According to this study, the management of patients with migraine is mainly conducted by general practitioners, and a low proportion of patients with migraine are managed by neurologists or emergency specialists. This finding is similar to that of a previous study in Colombia by Morillo [16], which was conducted in 1999, implying that the management of migraines did not undergo major changes after 20 years. In Germany, the results of this study were very similar to those of other studies in which management was led by a general practitioner; however, neurologists participated more than in Colombia [13]. However, in a United States cohort, neurologists were more involved in the management of migraine than in the Colombian cohort, and managed 30% of patients with episodic migraine and 65% of patients with chronic migraine [31]. However, the number of consultations was very similar to that in Colombia, where there were 1.9 to 2.8 days of consultations per year. The frequency of hospitalization was 3.6% according to Ford et al. [31], but in this study, it was 0.1%.
This study is the first in Colombia to analyze electronic health databases, including medical records, claim databases and laboratories. One strength of this study is that it can analyze a large number of patients from almost 20% of the contributive regime in Colombia, which increases the representativity of the Colombian population. The information of the HMO allows us to register all care that affiliates receive, including the supply of treatment, hospitalization, or medical consultation. The patients who were selected for inclusion in the analysis were confirmed by physicians or clinical specialists, which decreased misclassification bias and allowed us to guarantee the accurate characterization of patients with migraine. Additionally, five years of analysis of the cohort was feasible for the organization and management of the data by the HMO; thus, any variation in the cohort during the follow-up made it possible to analyze and decrease any bias due to secular tendencies.
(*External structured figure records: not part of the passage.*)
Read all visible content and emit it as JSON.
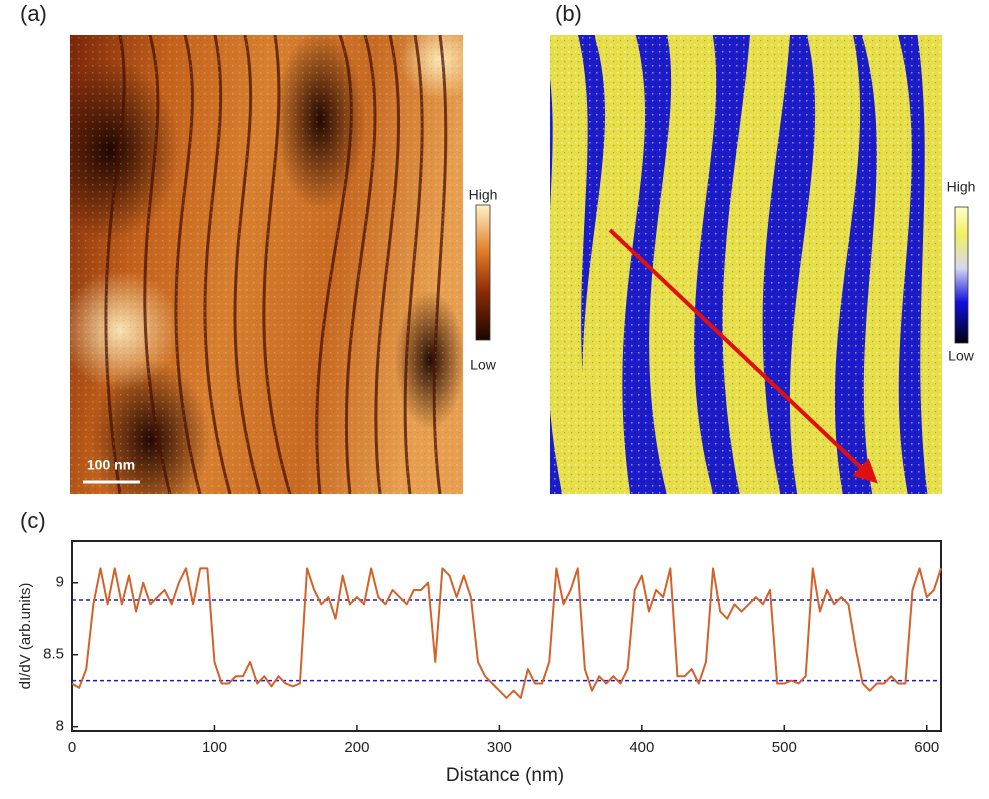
{
  "panels": {
    "a": {
      "label": "(a)",
      "scale_bar": "100 nm",
      "colorbar": {
        "high": "High",
        "low": "Low"
      }
    },
    "b": {
      "label": "(b)",
      "colorbar": {
        "high": "High",
        "low": "Low"
      }
    },
    "c": {
      "label": "(c)"
    }
  },
  "chart_data": {
    "type": "line",
    "x_label": "Distance (nm)",
    "y_label": "dI/dV (arb.units)",
    "color": "#d2622a",
    "x": [
      0,
      5,
      10,
      15,
      20,
      25,
      30,
      35,
      40,
      45,
      50,
      55,
      60,
      65,
      70,
      75,
      80,
      85,
      90,
      95,
      100,
      105,
      110,
      115,
      120,
      125,
      130,
      135,
      140,
      145,
      150,
      155,
      160,
      165,
      170,
      175,
      180,
      185,
      190,
      195,
      200,
      205,
      210,
      215,
      220,
      225,
      230,
      235,
      240,
      245,
      250,
      255,
      260,
      265,
      270,
      275,
      280,
      285,
      290,
      295,
      300,
      305,
      310,
      315,
      320,
      325,
      330,
      335,
      340,
      345,
      350,
      355,
      360,
      365,
      370,
      375,
      380,
      385,
      390,
      395,
      400,
      405,
      410,
      415,
      420,
      425,
      430,
      435,
      440,
      445,
      450,
      455,
      460,
      465,
      470,
      475,
      480,
      485,
      490,
      495,
      500,
      505,
      510,
      515,
      520,
      525,
      530,
      535,
      540,
      545,
      550,
      555,
      560,
      565,
      570,
      575,
      580,
      585,
      590,
      595,
      600,
      605,
      610
    ],
    "values": [
      8.3,
      8.27,
      8.4,
      8.85,
      9.1,
      8.85,
      9.1,
      8.85,
      9.05,
      8.8,
      9.0,
      8.85,
      8.9,
      8.95,
      8.85,
      9.0,
      9.1,
      8.85,
      9.1,
      9.1,
      8.45,
      8.3,
      8.3,
      8.35,
      8.35,
      8.45,
      8.3,
      8.35,
      8.28,
      8.35,
      8.3,
      8.28,
      8.3,
      9.1,
      8.95,
      8.85,
      8.9,
      8.75,
      9.05,
      8.85,
      8.9,
      8.85,
      9.1,
      8.9,
      8.85,
      8.95,
      8.9,
      8.85,
      8.95,
      8.95,
      9.0,
      8.45,
      9.1,
      9.05,
      8.9,
      9.05,
      8.9,
      8.45,
      8.35,
      8.3,
      8.25,
      8.2,
      8.25,
      8.2,
      8.4,
      8.3,
      8.3,
      8.45,
      9.1,
      8.85,
      8.95,
      9.1,
      8.4,
      8.25,
      8.35,
      8.3,
      8.35,
      8.3,
      8.4,
      8.95,
      9.05,
      8.8,
      8.95,
      8.9,
      9.1,
      8.35,
      8.35,
      8.4,
      8.3,
      8.45,
      9.1,
      8.8,
      8.75,
      8.85,
      8.8,
      8.85,
      8.9,
      8.85,
      8.95,
      8.3,
      8.3,
      8.32,
      8.3,
      8.35,
      9.1,
      8.8,
      8.95,
      8.85,
      8.9,
      8.85,
      8.55,
      8.3,
      8.25,
      8.3,
      8.3,
      8.35,
      8.3,
      8.3,
      8.95,
      9.1,
      8.9,
      8.95,
      9.1
    ],
    "xlim": [
      0,
      610
    ],
    "ylim": [
      7.97,
      9.29
    ],
    "xticks": [
      0,
      100,
      200,
      300,
      400,
      500,
      600
    ],
    "yticks": [
      8,
      8.5,
      9
    ],
    "reference_lines": {
      "values": [
        8.88,
        8.32
      ],
      "color": "#1a1acc",
      "style": "dashed"
    }
  }
}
Our study is the most comprehensive to report on migraine epidemiology in Colombia. Although it does not reflect the true prevalence of the disease, this study provides valuable information for clinicians and national policy-makers, presenting the burden of migraine in the health care system and providing a basis for decisions on health resource allocation.
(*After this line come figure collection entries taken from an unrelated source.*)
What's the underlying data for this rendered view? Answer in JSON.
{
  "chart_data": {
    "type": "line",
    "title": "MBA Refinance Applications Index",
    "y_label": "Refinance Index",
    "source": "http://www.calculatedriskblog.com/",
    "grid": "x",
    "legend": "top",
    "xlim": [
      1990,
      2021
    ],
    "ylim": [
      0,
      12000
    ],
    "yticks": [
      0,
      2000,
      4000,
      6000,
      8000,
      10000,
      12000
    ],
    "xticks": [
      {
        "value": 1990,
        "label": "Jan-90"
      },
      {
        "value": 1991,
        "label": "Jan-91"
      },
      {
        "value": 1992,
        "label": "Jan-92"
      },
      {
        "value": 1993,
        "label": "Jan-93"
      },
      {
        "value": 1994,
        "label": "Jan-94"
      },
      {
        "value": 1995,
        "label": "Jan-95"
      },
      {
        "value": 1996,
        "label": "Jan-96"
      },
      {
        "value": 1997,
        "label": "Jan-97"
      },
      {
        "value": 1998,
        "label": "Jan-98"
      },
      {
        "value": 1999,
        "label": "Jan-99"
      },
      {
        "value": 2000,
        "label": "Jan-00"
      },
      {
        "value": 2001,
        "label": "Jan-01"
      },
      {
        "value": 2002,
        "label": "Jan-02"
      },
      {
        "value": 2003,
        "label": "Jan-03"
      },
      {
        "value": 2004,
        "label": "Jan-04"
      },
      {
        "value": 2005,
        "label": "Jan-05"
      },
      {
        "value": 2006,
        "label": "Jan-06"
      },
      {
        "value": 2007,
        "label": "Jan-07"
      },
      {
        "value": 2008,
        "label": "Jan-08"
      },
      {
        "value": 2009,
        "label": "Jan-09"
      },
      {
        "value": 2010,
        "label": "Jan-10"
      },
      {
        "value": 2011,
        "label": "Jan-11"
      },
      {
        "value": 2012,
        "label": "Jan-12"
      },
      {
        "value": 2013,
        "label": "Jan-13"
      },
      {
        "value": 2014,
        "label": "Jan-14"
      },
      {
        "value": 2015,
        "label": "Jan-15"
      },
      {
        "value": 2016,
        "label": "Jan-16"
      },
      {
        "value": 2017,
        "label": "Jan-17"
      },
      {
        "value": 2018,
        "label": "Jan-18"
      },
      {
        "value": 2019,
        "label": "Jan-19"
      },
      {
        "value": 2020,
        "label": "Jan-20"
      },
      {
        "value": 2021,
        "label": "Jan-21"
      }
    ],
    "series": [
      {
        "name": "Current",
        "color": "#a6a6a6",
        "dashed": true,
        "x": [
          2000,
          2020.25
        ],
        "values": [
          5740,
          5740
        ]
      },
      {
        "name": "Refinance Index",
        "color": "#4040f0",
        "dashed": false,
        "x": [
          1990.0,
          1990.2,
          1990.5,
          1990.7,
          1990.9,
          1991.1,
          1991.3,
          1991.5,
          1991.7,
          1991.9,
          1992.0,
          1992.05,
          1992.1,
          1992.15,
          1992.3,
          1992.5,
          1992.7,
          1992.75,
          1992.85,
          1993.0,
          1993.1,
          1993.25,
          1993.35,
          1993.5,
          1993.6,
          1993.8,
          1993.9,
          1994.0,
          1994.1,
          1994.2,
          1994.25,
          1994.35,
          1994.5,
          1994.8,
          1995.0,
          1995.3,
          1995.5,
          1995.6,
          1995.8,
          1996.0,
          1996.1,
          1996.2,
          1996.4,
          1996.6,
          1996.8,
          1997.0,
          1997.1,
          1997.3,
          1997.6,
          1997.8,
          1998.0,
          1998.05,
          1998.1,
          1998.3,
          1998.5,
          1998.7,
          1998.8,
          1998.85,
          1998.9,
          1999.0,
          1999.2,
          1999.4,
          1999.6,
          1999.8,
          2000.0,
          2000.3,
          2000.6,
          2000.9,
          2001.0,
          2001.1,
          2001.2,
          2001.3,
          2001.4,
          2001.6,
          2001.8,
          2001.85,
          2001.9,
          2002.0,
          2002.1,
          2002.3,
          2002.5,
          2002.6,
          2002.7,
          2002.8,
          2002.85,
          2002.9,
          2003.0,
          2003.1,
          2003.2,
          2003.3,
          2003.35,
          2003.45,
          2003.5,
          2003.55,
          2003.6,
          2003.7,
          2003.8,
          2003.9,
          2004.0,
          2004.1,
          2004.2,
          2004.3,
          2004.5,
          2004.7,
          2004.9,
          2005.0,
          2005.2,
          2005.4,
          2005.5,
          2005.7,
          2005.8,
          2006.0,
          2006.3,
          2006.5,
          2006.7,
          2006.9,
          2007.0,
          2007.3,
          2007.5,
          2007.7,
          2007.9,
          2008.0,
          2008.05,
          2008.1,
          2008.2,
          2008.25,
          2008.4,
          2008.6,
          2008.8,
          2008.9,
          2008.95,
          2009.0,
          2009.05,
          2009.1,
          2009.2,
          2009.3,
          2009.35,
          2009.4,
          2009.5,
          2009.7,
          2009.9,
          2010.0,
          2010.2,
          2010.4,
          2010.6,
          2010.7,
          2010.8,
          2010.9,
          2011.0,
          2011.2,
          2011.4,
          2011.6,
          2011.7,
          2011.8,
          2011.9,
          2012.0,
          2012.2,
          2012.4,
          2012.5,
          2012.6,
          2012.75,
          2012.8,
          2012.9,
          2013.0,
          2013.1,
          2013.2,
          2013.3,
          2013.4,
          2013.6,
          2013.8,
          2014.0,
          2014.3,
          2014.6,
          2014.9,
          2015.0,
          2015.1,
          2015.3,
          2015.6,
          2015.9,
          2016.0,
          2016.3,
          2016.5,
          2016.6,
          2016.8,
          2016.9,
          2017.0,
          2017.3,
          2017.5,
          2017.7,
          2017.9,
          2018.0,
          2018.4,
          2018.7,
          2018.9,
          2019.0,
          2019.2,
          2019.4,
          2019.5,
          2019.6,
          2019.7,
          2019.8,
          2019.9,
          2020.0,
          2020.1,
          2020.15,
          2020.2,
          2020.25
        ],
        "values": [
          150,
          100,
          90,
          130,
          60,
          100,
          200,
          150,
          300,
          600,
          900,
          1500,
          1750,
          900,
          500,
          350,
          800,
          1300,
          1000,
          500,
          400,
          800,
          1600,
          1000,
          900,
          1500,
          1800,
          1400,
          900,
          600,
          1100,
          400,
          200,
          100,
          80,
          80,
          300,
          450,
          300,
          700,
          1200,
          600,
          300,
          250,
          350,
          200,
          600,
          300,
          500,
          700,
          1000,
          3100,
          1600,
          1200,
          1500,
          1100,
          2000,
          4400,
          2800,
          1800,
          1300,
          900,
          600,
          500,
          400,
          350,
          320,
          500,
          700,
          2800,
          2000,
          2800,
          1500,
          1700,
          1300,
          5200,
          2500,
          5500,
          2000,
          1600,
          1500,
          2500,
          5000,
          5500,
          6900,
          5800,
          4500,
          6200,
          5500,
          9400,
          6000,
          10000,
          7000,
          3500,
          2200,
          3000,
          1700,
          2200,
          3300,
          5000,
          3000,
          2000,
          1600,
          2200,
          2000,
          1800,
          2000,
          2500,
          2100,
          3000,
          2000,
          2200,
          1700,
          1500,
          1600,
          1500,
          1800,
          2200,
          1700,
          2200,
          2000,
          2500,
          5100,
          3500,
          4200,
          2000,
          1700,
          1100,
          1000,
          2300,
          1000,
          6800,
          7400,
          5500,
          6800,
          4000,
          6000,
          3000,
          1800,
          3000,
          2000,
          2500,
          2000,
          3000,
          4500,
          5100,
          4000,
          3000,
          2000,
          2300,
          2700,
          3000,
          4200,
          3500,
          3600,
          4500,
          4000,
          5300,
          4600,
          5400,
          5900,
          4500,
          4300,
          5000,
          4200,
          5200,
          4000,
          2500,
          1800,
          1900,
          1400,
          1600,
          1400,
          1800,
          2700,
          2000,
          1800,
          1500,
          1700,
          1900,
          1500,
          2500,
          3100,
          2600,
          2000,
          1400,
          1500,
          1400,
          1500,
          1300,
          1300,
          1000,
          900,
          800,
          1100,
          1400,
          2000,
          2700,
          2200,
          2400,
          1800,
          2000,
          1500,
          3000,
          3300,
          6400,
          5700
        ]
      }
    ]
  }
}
This study has some limitations due to the nature of the study and the availability of information. The first filter of the study was limited by the use of the ICD-10, in which patients for whom the physician was not adequately registered were excluded from the study. The sources of data used in this study are widely used and validated for reporting the outcomes described. However, databases have limited records since they can suffer from omissions, site-specific coding problems, coding bias, incorrect coding, and insufficient detail in the characterization of disease chronicity. This was mitigated with the parameterized collection of the variables established in the protocol. The options for the variables were predefined in accordance with the availability and structure of the site data. Another limitation is the risk of patients having a combination of episodic and chronic migraine, given that patients can be diagnosed by other insurance companies and that insurance companies can change during follow-up. There was an important group of patients who were lost to follow-up given that they claimed treatment and that there was no registration of other care for other episodes of migraine in the health care system. Finally, patients who were self-medicated or had migraines without a diagnosis were not included in this study, reducing the representativeness of the study.